Tribalism and Australian marriage equality

This morning I was listening to a podcast from US National Public Radio on the topic 'word of the year'. The commentator Geoff Nunberg chose 'tribalism' as his word of the year and focused his explanation on the politics of identity.

I've been thinking a lot about tribalism this year, trying to decide whether it's a good or bad thing. Nunberg says people often 'use "tribal" to obliterate the differences between solidarity and blind group loyalty' and that this can lead society to become 'fragmented into factions that deny one another's legitimacy'.
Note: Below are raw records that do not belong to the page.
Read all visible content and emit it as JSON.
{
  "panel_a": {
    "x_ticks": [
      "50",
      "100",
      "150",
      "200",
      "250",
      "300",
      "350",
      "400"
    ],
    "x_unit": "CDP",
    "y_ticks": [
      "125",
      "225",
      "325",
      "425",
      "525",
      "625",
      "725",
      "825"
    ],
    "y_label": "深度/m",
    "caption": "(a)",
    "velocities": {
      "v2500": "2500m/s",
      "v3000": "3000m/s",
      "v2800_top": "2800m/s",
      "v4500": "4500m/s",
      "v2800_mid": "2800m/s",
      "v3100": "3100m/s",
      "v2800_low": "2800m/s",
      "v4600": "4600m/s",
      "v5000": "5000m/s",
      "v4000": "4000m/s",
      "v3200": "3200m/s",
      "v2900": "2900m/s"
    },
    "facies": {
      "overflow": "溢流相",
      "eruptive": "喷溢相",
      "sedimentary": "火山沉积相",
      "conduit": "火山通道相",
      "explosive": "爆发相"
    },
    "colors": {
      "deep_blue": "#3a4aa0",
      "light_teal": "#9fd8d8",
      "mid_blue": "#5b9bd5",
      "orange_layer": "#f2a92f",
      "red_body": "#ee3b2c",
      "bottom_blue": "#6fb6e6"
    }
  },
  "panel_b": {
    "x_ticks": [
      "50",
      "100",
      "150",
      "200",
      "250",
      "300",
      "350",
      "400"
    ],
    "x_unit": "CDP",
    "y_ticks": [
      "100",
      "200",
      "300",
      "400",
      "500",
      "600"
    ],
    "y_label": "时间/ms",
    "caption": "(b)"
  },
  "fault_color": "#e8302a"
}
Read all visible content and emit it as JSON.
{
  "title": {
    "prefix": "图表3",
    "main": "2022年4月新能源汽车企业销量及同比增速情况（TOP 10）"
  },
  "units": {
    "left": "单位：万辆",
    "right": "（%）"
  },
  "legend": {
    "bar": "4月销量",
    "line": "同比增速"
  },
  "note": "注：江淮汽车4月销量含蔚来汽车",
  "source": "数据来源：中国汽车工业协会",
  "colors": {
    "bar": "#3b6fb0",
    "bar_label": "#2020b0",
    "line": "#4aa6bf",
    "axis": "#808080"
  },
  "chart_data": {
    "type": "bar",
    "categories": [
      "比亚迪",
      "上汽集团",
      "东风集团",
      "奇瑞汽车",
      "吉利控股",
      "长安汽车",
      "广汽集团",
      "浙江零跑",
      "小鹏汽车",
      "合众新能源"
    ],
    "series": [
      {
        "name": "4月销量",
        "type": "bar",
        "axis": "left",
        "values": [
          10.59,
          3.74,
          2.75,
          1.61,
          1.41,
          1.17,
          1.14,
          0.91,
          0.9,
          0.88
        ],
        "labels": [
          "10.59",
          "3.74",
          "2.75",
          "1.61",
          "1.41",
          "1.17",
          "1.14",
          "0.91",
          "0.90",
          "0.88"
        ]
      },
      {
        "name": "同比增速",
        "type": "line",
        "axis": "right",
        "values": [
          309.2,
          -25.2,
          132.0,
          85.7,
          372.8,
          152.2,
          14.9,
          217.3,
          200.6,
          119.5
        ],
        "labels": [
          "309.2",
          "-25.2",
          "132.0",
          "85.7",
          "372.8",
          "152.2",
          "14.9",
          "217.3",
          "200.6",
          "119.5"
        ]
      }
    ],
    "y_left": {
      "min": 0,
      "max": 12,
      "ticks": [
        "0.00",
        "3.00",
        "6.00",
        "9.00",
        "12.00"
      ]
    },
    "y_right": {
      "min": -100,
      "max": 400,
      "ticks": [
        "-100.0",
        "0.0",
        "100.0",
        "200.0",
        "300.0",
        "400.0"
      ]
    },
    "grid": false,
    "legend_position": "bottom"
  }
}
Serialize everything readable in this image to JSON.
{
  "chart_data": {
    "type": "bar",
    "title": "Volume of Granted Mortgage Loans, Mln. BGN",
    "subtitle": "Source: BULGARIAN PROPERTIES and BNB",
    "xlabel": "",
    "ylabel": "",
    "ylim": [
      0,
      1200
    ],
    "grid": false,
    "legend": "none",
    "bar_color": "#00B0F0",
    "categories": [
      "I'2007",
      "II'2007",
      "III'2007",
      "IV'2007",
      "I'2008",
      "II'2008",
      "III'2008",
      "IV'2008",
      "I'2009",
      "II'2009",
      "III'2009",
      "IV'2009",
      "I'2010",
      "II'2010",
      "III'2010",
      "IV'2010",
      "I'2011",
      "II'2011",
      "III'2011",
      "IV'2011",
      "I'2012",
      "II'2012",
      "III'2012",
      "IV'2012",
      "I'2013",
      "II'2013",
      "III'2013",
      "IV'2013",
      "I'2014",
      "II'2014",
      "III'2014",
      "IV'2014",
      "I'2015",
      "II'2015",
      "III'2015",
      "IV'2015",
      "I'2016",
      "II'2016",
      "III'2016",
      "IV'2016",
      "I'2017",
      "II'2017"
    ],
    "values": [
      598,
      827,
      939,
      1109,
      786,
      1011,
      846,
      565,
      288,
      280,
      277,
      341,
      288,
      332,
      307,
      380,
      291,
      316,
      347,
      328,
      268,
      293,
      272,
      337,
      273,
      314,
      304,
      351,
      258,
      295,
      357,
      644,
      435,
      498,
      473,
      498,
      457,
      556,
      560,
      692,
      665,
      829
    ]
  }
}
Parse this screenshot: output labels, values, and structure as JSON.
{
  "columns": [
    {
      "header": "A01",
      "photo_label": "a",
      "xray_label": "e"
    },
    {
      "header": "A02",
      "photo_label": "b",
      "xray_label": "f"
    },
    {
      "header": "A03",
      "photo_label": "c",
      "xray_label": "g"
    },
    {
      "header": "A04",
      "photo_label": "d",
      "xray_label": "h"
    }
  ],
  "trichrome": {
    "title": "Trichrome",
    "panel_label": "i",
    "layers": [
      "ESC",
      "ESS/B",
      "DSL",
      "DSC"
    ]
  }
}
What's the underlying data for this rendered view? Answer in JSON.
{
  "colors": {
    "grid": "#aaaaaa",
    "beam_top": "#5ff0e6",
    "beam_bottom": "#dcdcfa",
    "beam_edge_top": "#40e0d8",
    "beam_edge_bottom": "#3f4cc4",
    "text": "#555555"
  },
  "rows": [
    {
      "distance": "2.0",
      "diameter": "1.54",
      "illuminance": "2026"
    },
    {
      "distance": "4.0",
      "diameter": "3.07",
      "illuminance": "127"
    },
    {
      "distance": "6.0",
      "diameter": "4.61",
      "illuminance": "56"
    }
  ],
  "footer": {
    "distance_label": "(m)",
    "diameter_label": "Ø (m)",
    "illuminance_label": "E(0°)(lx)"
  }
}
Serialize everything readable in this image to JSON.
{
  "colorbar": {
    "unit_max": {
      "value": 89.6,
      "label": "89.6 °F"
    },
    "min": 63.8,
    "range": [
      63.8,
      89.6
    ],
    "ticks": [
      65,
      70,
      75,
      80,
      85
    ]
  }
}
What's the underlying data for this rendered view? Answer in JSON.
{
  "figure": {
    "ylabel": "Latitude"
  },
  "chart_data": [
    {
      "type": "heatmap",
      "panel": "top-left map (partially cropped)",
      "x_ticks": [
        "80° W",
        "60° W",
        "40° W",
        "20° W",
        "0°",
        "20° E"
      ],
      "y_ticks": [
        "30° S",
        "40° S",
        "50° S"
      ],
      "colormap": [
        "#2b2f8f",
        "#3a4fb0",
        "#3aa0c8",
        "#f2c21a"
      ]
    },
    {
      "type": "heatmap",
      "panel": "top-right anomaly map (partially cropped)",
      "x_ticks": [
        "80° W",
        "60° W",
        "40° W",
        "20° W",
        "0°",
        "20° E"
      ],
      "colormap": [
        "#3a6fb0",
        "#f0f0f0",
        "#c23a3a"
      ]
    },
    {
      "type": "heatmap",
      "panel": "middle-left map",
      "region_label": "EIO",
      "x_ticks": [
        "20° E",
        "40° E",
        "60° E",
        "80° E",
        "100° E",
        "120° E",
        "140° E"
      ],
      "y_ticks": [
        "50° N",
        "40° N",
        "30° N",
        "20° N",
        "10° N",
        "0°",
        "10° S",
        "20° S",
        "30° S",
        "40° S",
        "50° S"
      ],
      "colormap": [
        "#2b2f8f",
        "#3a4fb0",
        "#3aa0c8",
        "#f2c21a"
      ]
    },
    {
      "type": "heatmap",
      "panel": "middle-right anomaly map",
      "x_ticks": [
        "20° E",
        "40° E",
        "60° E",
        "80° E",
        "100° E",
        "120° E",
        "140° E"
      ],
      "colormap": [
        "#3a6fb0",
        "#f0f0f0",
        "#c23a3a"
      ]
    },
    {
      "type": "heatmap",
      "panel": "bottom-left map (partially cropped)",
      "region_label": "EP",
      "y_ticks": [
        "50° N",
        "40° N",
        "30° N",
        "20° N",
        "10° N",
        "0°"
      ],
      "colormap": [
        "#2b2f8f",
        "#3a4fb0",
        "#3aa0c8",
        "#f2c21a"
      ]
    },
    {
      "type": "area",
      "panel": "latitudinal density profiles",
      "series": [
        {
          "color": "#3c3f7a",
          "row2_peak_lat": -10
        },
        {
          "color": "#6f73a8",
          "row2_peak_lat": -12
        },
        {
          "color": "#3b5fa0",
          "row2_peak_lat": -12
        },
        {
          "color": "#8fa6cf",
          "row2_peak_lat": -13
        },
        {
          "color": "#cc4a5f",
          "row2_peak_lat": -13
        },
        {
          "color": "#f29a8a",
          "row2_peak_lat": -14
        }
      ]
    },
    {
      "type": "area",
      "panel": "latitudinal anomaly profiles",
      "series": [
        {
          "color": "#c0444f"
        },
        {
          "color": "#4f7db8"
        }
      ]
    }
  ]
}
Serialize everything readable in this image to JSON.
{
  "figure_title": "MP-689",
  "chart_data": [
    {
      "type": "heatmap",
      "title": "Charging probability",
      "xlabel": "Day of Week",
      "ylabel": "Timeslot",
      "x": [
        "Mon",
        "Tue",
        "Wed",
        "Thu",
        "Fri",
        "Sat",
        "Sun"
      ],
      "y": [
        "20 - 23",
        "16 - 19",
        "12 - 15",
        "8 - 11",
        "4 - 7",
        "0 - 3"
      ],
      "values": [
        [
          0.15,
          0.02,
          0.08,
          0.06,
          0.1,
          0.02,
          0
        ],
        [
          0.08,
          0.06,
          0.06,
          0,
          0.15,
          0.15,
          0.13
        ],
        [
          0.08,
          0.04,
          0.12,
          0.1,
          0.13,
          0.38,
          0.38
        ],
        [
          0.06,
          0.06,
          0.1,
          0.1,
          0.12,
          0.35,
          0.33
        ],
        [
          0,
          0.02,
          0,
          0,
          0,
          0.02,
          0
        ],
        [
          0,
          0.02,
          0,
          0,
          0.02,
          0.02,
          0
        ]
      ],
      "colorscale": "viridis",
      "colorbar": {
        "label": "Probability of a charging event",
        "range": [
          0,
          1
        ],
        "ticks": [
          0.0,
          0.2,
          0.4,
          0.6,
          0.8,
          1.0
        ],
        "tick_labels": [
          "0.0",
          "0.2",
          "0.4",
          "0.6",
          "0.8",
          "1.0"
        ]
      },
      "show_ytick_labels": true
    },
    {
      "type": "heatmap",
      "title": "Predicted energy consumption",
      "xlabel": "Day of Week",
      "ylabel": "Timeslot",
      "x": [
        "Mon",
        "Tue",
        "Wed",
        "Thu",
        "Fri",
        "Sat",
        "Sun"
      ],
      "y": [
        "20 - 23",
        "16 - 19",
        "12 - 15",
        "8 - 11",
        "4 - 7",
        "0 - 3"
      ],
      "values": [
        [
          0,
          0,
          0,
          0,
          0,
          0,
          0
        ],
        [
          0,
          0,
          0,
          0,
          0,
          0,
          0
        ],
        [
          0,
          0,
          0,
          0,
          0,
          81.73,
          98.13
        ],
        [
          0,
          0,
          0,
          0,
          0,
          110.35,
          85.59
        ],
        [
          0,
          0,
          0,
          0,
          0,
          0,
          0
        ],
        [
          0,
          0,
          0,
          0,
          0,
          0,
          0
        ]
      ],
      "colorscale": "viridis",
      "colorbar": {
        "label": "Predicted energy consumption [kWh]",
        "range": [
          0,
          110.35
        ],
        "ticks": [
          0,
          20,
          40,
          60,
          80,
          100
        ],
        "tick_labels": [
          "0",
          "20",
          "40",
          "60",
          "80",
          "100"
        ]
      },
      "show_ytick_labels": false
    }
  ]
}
At various moments of the debate on same sex marriage in Australia, I could see this kind of 'we are right you are wrong' attitude on both sides. So I was heartened that the 'yes' case supporters in the public gallery of Parliament House choseĀ 'I am Australian' when they broke into song after the vote was passed last Thursday.

The song's refrain - 'we are one, but we are many' - specifically recognises the legitimacy of tribes beyond our own. It implicitly affirms identities that are centred around many commonalities including gender and sexual preference. Thursday's cause for celebration was the successful passage of the bill that meant our nation's marriage law would now include identities it had previously excluded.

In the lead up to the postal survey, I found it interesting to read an article in The Conversation identifying tribes within the GLBTI community that were notably unenthusiastic about voting 'yes'.

These groups were composed of predominantly older GLBTI people who were proudly countercultural. They feared that marriage 'would become the gold standard for same-sex relationships and other relationship styles would be regarded as less worthy'.

As I understood it, these groups were not denying the legitimacy of GLBTI people wanting to get married. They just hoped that equal marriage supporters would return the favour and recognise the legitimacy of their rejection of marriage as a lifestyle choice. I believe that they got their wish, at least to the extent that they did not suffer criticism from the 'yes' supporters.

With regard to the Catholic Church, it has to be argued that the majority of bishops supported a position that exemplifies the negative characterisation I quoted above. That is a non-recognition of the distinction between solidarity and blind loyalty that leads to a denial of the legitimacy of those with opposing views.

It was therefore gratifying that so many Catholics followed the lead of the few bishops who advocated a vote according to conscience on what they insisted was in any case a secular matter. This turned out to be a demonstration of the good that can exist in tribalism - solidarity and qualified loyalty.